I used to have an online journal, called xanga. I used it for almost 10 years. Unfortunately it’s gone now. Kinda sucks, because I liked going back in time and reading some of my stuff from when I was a kid. Oh, well.
Since this is my first entry, am I supposed to be introducing myself?
My name is Jenna, I’m 25. I live in Austin. I’m separated, and I have two kids. I work in retail. My young life has been full of tragedy. My mom’s death, my dad’s alcoholism, the death of my daughter’s father (My fiance), abusive relationships, trouble with the law, and battling mental illness.

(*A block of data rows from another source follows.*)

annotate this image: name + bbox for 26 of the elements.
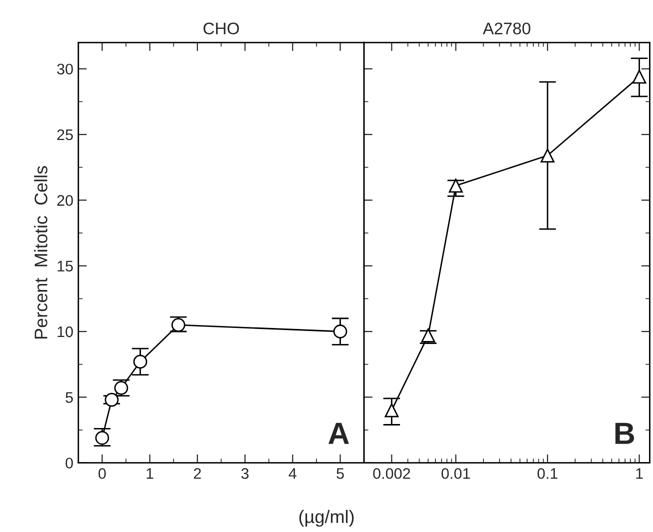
chart-title: CHO bbox=[204, 22, 239, 34]
y-tick-label: 20 bbox=[57, 195, 73, 206]
point bbox=[133, 354, 148, 369]
x-tick-label: 0.002 bbox=[373, 468, 410, 479]
x-tick-label: 0.1 bbox=[538, 468, 558, 479]
x-tick-label: 0 bbox=[98, 468, 106, 479]
y-axis-title: Percent Mitotic Cells bbox=[34, 166, 48, 339]
x-tick-label: 2 bbox=[194, 468, 201, 479]
y-tick-label: 15 bbox=[58, 260, 73, 272]
annotation: A bbox=[328, 422, 349, 444]
y-tick-label: 10 bbox=[58, 326, 73, 338]
x-tick-label: 1 bbox=[636, 468, 643, 479]
point bbox=[333, 324, 348, 338]
x-tick-label: 3 bbox=[241, 468, 249, 479]
x-tick-label: 1 bbox=[146, 468, 154, 479]
x-tick-label: 0.01 bbox=[442, 468, 470, 479]
x-tick-label: 5 bbox=[336, 468, 344, 479]
y-tick-label: 5 bbox=[66, 392, 73, 403]
point bbox=[95, 430, 110, 445]
x-axis-title: (µg/ml) bbox=[299, 510, 354, 527]
annotation: B bbox=[615, 422, 634, 444]
y-tick-label: 25 bbox=[57, 129, 73, 140]
y-tick-label: 30 bbox=[57, 64, 73, 75]
chart-title: A2780 bbox=[482, 22, 530, 34]
x-tick-label: 4 bbox=[288, 468, 296, 479]
y-tick-label: 0 bbox=[66, 458, 73, 469]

A while ago my therapists told me that I should write. I told him about my xanga, and how much it had meant to me. I was able to put all my thoughts, not matter how stupid or selfish they were, somewhere. He told me to continue doing it, that it would be good for me. At the time I didn’t have access to it. And there’s just something about writing with a pen and paper that I just don’t like anymore. Anyways, Danny, my therapist, was right. So here I am. I, along with tons of other people in this world, have been diagnosed with depression and an anxiety/panic disorder. I am being treated for both. Although the medicine has helped me a lot thus far, I still feel the need to empty my head of thoughts and feelings. So, that’s what I shall do.

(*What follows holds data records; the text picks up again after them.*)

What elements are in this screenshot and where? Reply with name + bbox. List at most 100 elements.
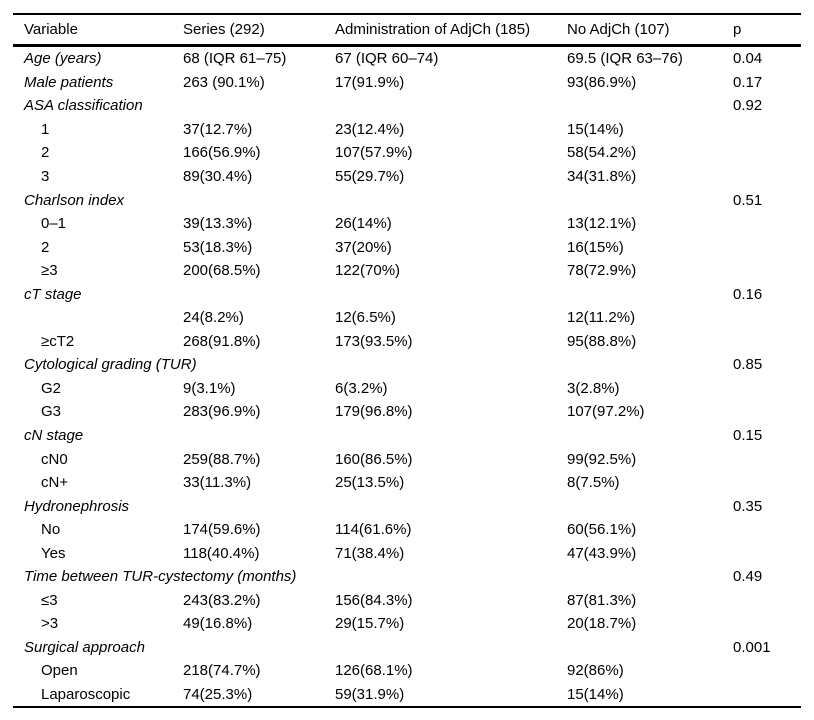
cell-adjch: 55(29.7%) (335, 168, 405, 185)
cell-adjch: 122(70%) (335, 262, 401, 280)
cell-variable: G3 (41, 403, 62, 421)
cell-no-adjch (567, 494, 733, 518)
table-row: ≤3 243(83.2%) 156(84.3%) 87(81.3%) (13, 589, 801, 613)
cell-p (733, 306, 801, 330)
cell-variable: cN stage (24, 427, 84, 445)
table-row: 0–1 39(13.3%) 26(14%) 13(12.1%) (13, 212, 801, 236)
cell-series: 263 (90.1%) (183, 73, 265, 91)
cell-series: 118(40.4%) (183, 544, 260, 562)
table-row: 1 37(12.7%) 23(12.4%) 15(14%) (13, 118, 801, 142)
cell-variable: Open (41, 662, 78, 680)
cell-p: 0.85 (733, 356, 763, 374)
cell-no-adjch: 107(97.2%) (567, 403, 645, 421)
cell-adjch: 156(84.3%) (335, 591, 413, 609)
cell-adjch: 160(86.5%) (335, 450, 413, 468)
table-row: Charlson index 0.51 (13, 188, 801, 212)
table-body: Age (years) 68 (IQR 61–75) 67 (IQR 60–74) 6… (13, 46, 801, 708)
cell-adjch: 179(96.8%) (335, 403, 413, 421)
cell-p: 0.92 (733, 97, 763, 115)
cell-p (733, 659, 801, 683)
cell-adjch (335, 94, 567, 118)
table-row: cN0 259(88.7%) 160(86.5%) 99(92.5%) (13, 447, 801, 471)
cell-no-adjch: 13(12.1%) (567, 215, 637, 233)
cell-series: 74(25.3%) (183, 686, 253, 704)
cell-no-adjch (567, 424, 733, 448)
cell-adjch: 126(68.1%) (335, 662, 413, 680)
cell-p: 0.17 (733, 73, 763, 91)
cell-adjch: 59(31.9%) (335, 686, 405, 704)
cell-adjch (335, 424, 567, 448)
cell-adjch (335, 188, 567, 212)
cell-series: 37(12.7%) (183, 120, 253, 138)
col-header-series: Series (292) (183, 14, 335, 47)
cell-adjch: 17(91.9%) (335, 73, 405, 91)
table-row: G2 9(3.1%) 6(3.2%) 3(2.8%) (13, 377, 801, 401)
col-header-variable: Variable (13, 14, 183, 47)
cell-p: 0.04 (733, 50, 763, 68)
cell-adjch: 107(57.9%) (335, 144, 413, 162)
cell-no-adjch: 58(54.2%) (567, 144, 637, 162)
cell-variable: Surgical approach (24, 638, 145, 656)
cell-adjch: 26(14%) (335, 215, 392, 233)
table-row: Open 218(74.7%) 126(68.1%) 92(86%) (13, 659, 801, 683)
table-row: Time between TUR-cystectomy (months) 0.49 (13, 565, 801, 589)
cell-series: 218(74.7%) (183, 662, 261, 680)
cell-p: 0.51 (733, 191, 763, 209)
cell-no-adjch: 15(14%) (567, 120, 624, 138)
cell-p (733, 683, 801, 708)
cell-adjch (335, 565, 567, 589)
cell-no-adjch: 95(88.8%) (567, 332, 637, 350)
cell-p (733, 400, 801, 424)
cell-variable: 2 (41, 238, 50, 256)
cell-no-adjch (567, 636, 733, 660)
cell-variable: Age (years) (24, 50, 102, 68)
cell-adjch (335, 282, 567, 306)
cell-variable: cN+ (41, 474, 69, 492)
cell-adjch: 29(15.7%) (335, 615, 405, 633)
cell-no-adjch: 47(43.9%) (567, 544, 637, 562)
cell-variable: Yes (41, 544, 66, 562)
cell-no-adjch (567, 188, 733, 212)
cell-adjch: 12(6.5%) (335, 309, 396, 327)
cell-no-adjch (567, 565, 733, 589)
cell-series: 68 (IQR 61–75) (183, 50, 287, 68)
cell-no-adjch: 15(14%) (567, 686, 624, 704)
baseline-characteristics-table: Variable Series (292) Administration of … (13, 13, 801, 709)
table-row: Laparoscopic 74(25.3%) 59(31.9%) 15(14%) (13, 683, 801, 708)
cell-adjch: 114(61.6%) (335, 521, 412, 539)
table-row: No 174(59.6%) 114(61.6%) 60(56.1%) (13, 518, 801, 542)
cell-no-adjch: 69.5 (IQR 63–76) (567, 50, 683, 68)
cell-series (183, 494, 335, 518)
cell-no-adjch: 8(7.5%) (567, 474, 620, 492)
cell-p (733, 165, 801, 189)
cell-adjch (335, 353, 567, 377)
cell-variable (13, 306, 183, 330)
cell-series (183, 636, 335, 660)
table-row: Male patients 263 (90.1%) 17(91.9%) 93(86.9… (13, 71, 801, 95)
cell-variable: 0–1 (41, 215, 67, 233)
cell-series: 89(30.4%) (183, 168, 253, 185)
cell-series: 39(13.3%) (183, 215, 253, 233)
cell-variable: >3 (41, 615, 59, 633)
cell-variable: Cytological grading (TUR) (24, 356, 197, 374)
col-header-p: p (733, 14, 801, 47)
cell-series: 53(18.3%) (183, 238, 253, 256)
table-row: cT stage 0.16 (13, 282, 801, 306)
table-row: 2 53(18.3%) 37(20%) 16(15%) (13, 235, 801, 259)
cell-p (733, 589, 801, 613)
cell-variable: G2 (41, 379, 62, 397)
cell-no-adjch (567, 282, 733, 306)
table-row: Yes 118(40.4%) 71(38.4%) 47(43.9%) (13, 541, 801, 565)
cell-no-adjch: 60(56.1%) (567, 521, 637, 539)
cell-p (733, 471, 801, 495)
cell-variable: ≥cT2 (41, 332, 75, 350)
cell-series (183, 353, 335, 377)
cell-series: 259(88.7%) (183, 450, 261, 468)
cell-series: 200(68.5%) (183, 262, 261, 280)
cell-no-adjch: 92(86%) (567, 662, 624, 680)
cell-variable: ≥3 (41, 262, 58, 280)
cell-p (733, 212, 801, 236)
cell-adjch: 23(12.4%) (335, 120, 405, 138)
table-row: ≥3 200(68.5%) 122(70%) 78(72.9%) (13, 259, 801, 283)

I find myself in a rough situation these days, not to sound all ‘WOE IS ME!!’, but for fuck’s sake I’m only 25. I just got out of a long painful CPS case, where my son had ended up in Foster care. Twice. And my daughter was sent to live with her grandma. There are allegations of abuse between my husband and my daughter, and there is a criminal case pending. That’s all I’m going to say about that… but my babies are now home with me. My daughter is coming home for good at the end of this summer, right now her grandma has the same kind of rights a father would over her. And by golly, I fucking hate her grandma. She is the devil incarnate. No joke. I’m sure there will be a lot of future entries about her bullshit.
So obviously my marriage has been destroyed. I started acting promiscuously, and have been ever since the allegations were made. I filed for divorce, but it wasn’t granted at the time since there was an open CPS case. Now that it’s closed, the only reason I haven’t gone is because, well honestly, I just don’t fucking feel like dealing with it right now. Talk about a plate loaded with food that I can’t eat.

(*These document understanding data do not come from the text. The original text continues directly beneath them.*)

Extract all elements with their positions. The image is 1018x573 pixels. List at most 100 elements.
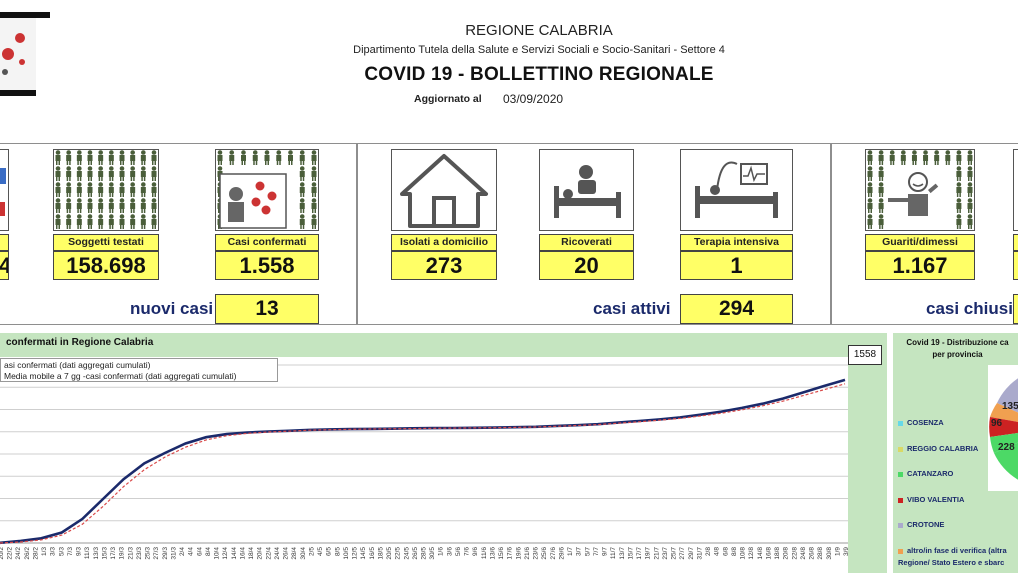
x-tick-label: 31/7 xyxy=(696,547,703,560)
x-tick-label: 3/9 xyxy=(843,547,848,556)
x-tick-label: 29/3 xyxy=(162,547,169,560)
x-tick-label: 22/2 xyxy=(7,547,14,560)
intensive-care-icon xyxy=(680,149,793,231)
x-tick-label: 5/3 xyxy=(58,547,65,556)
x-tick-label: 26/4 xyxy=(283,547,290,560)
x-tick-label: 23/7 xyxy=(662,547,669,560)
x-tick-label: 20/2 xyxy=(0,547,5,560)
x-tick-label: 10/8 xyxy=(740,547,747,560)
ricoverati-label: Ricoverati xyxy=(539,234,634,251)
series-confirmed-line xyxy=(0,378,846,545)
x-tick-label: 11/6 xyxy=(481,547,488,560)
x-tick-label: 21/3 xyxy=(127,547,134,560)
legend-crotone: CROTONE xyxy=(898,520,944,529)
terapia-value: 1 xyxy=(680,251,793,280)
legend-catanzaro: CATANZARO xyxy=(898,469,953,478)
x-tick-label: 3/6 xyxy=(446,547,453,556)
pie-slice-label-catanzaro: 228 xyxy=(998,442,1015,453)
x-tick-label: 30/4 xyxy=(300,547,307,560)
hospital-bed-icon xyxy=(539,149,634,231)
x-tick-label: 17/6 xyxy=(507,547,514,560)
x-tick-label: 18/8 xyxy=(774,547,781,560)
partial-tile-right xyxy=(1013,149,1018,231)
region-title: REGIONE CALABRIA xyxy=(465,22,613,39)
x-tick-label: 8/4 xyxy=(205,547,212,556)
x-tick-label: 13/7 xyxy=(619,547,626,560)
testati-value: 158.698 xyxy=(53,251,159,280)
closed-cases-section xyxy=(831,143,1018,325)
x-tick-label: 12/4 xyxy=(222,547,229,560)
active-cases-section xyxy=(357,143,831,325)
x-tick-label: 16/5 xyxy=(369,547,376,560)
x-tick-label: 7/3 xyxy=(67,547,74,556)
casi-attivi-value: 294 xyxy=(680,294,793,324)
x-tick-label: 17/3 xyxy=(110,547,117,560)
x-tick-label: 15/3 xyxy=(101,547,108,560)
x-tick-label: 24/2 xyxy=(15,547,22,560)
virus-person-icon xyxy=(215,149,319,231)
guariti-label: Guariti/dimessi xyxy=(865,234,975,251)
x-tick-label: 29/6 xyxy=(558,547,565,560)
x-tick-label: 7/6 xyxy=(464,547,471,556)
pie-title: Covid 19 - Distribuzione ca per provinci… xyxy=(897,337,1018,361)
x-tick-label: 27/7 xyxy=(679,547,686,560)
x-tick-label: 23/3 xyxy=(136,547,143,560)
casi-attivi-label: casi attivi xyxy=(593,299,671,318)
updated-label: Aggiornato al xyxy=(414,93,482,105)
x-tick-label: 21/6 xyxy=(524,547,531,560)
department-subtitle: Dipartimento Tutela della Salute e Servi… xyxy=(353,44,725,56)
x-tick-label: 16/4 xyxy=(239,547,246,560)
legend-reggio-calabria: REGGIO CALABRIA xyxy=(898,444,978,453)
x-tick-label: 27/3 xyxy=(153,547,160,560)
x-tick-label: 1/6 xyxy=(438,547,445,556)
partial-tile xyxy=(0,149,9,231)
chart-legend: asi confermati (dati aggregati cumulati)… xyxy=(0,358,278,382)
legend-item-confirmed: asi confermati (dati aggregati cumulati) xyxy=(4,360,151,370)
recovered-person-icon xyxy=(865,149,975,231)
x-tick-label: 12/8 xyxy=(748,547,755,560)
pie-slice-label-crotone: 135 xyxy=(1002,401,1018,412)
x-tick-label: 25/7 xyxy=(671,547,678,560)
x-tick-label: 1/3 xyxy=(41,547,48,556)
x-tick-label: 9/6 xyxy=(472,547,479,556)
x-tick-label: 9/7 xyxy=(602,547,609,556)
legend-item-moving-average: Media mobile a 7 gg -casi confermati (da… xyxy=(4,371,237,381)
casi-chiusi-value xyxy=(1013,294,1018,324)
x-tick-label: 17/7 xyxy=(636,547,643,560)
isolati-label: Isolati a domicilio xyxy=(391,234,497,251)
x-tick-label: 22/8 xyxy=(791,547,798,560)
x-tick-label: 1/9 xyxy=(834,547,841,556)
x-tick-label: 13/3 xyxy=(93,547,100,560)
x-tick-label: 31/3 xyxy=(170,547,177,560)
x-tick-label: 12/5 xyxy=(352,547,359,560)
x-tick-label: 4/8 xyxy=(714,547,721,556)
confermati-value: 1.558 xyxy=(215,251,319,280)
x-tick-label: 6/8 xyxy=(722,547,729,556)
x-tick-label: 11/7 xyxy=(610,547,617,560)
x-tick-label: 7/7 xyxy=(593,547,600,556)
casi-chiusi-label: casi chiusi xyxy=(926,299,1013,318)
bulletin-title: COVID 19 - BOLLETTINO REGIONALE xyxy=(364,64,714,85)
x-tick-label: 11/3 xyxy=(84,547,91,560)
x-tick-label: 26/8 xyxy=(809,547,816,560)
x-tick-label: 24/4 xyxy=(274,547,281,560)
x-tick-label: 28/2 xyxy=(32,547,39,560)
x-tick-label: 25/3 xyxy=(145,547,152,560)
x-tick-label: 2/5 xyxy=(308,547,315,556)
x-tick-label: 3/3 xyxy=(50,547,57,556)
x-tick-label: 22/5 xyxy=(395,547,402,560)
nuovi-casi-label: nuovi casi xyxy=(130,299,214,318)
pie-chart: 135 96 228 xyxy=(988,365,1018,491)
ricoverati-value: 20 xyxy=(539,251,634,280)
x-tick-label: 20/5 xyxy=(386,547,393,560)
virus-logo-icon xyxy=(0,12,50,96)
x-tick-label: 22/4 xyxy=(265,547,272,560)
x-tick-label: 24/5 xyxy=(403,547,410,560)
x-tick-label: 10/4 xyxy=(214,547,221,560)
guariti-value: 1.167 xyxy=(865,251,975,280)
x-tick-label: 25/6 xyxy=(541,547,548,560)
people-grid-icon xyxy=(53,149,159,231)
x-tick-label: 30/5 xyxy=(429,547,436,560)
x-tick-label: 10/5 xyxy=(343,547,350,560)
x-tick-label: 6/4 xyxy=(196,547,203,556)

There’s a lot of good things going in my life, of course. I’m still alive, for one. I have a decent job, and I’m able to pay my dues. I’m headed into the career of cosmetics. I have a roof over my head, food in the fridge, I’m able to provide for both of my kids, I have a car, and I have the means to spoil us every once in a while. I live with my baby brother James, and his fiance, who I should refer to her as my sister in law. But she’s a real sister to me. She’s one of my best friends, and I love her with all my heart. Which, I’m grateful for, nobody likes having drama in the family. I mean, she gets on my nerves all the time.. because she’s a female, and all females can be demons more often than not. But I can’t live without her. It’s nice to see that ONE of my 3 brothers found a good woman. Her name is Ambur. Ambur with a U. Again, she’ll more than likely be in a lot of my entries as she’s so involved with my life. We have a German Shepard Doberman mix doggy named Max. Max is short for Maximilian Pegasus. Don’t hate, I was obsessed with Yu-Gi-Oh at once point. Still kinda like it. Oh, and Ambur has two cats. Lunah and Yodah. Because that’s totally important information.
My babies.. ohhh my babies. Victoria is 7, she’ll be 8 this November. Orlando Jr, who goes by Bubbah, just turned 3 July 5th. They are my sugar plums! I could go on and on and on and on about how much I love them.. what mother couldn’t though, right? They’re actually in the other room watching Cloudy With A Chance Of Meatballs with a big bag of chips. Since it’s summer time, we’ve been spending a lot of time at the pool. I actually have a tan! It’s unreal! My kids are both mixed. Hispanic. So I call them my beanie babies. So anyway they tan nicely, milky white mama over here, does not. I burn first, tan later!
Well, that’s a little bit about me.. or my life. Actually that was kind of a lot. But back to what Danny told me, I need this! And it’s already feeling pretty damn good.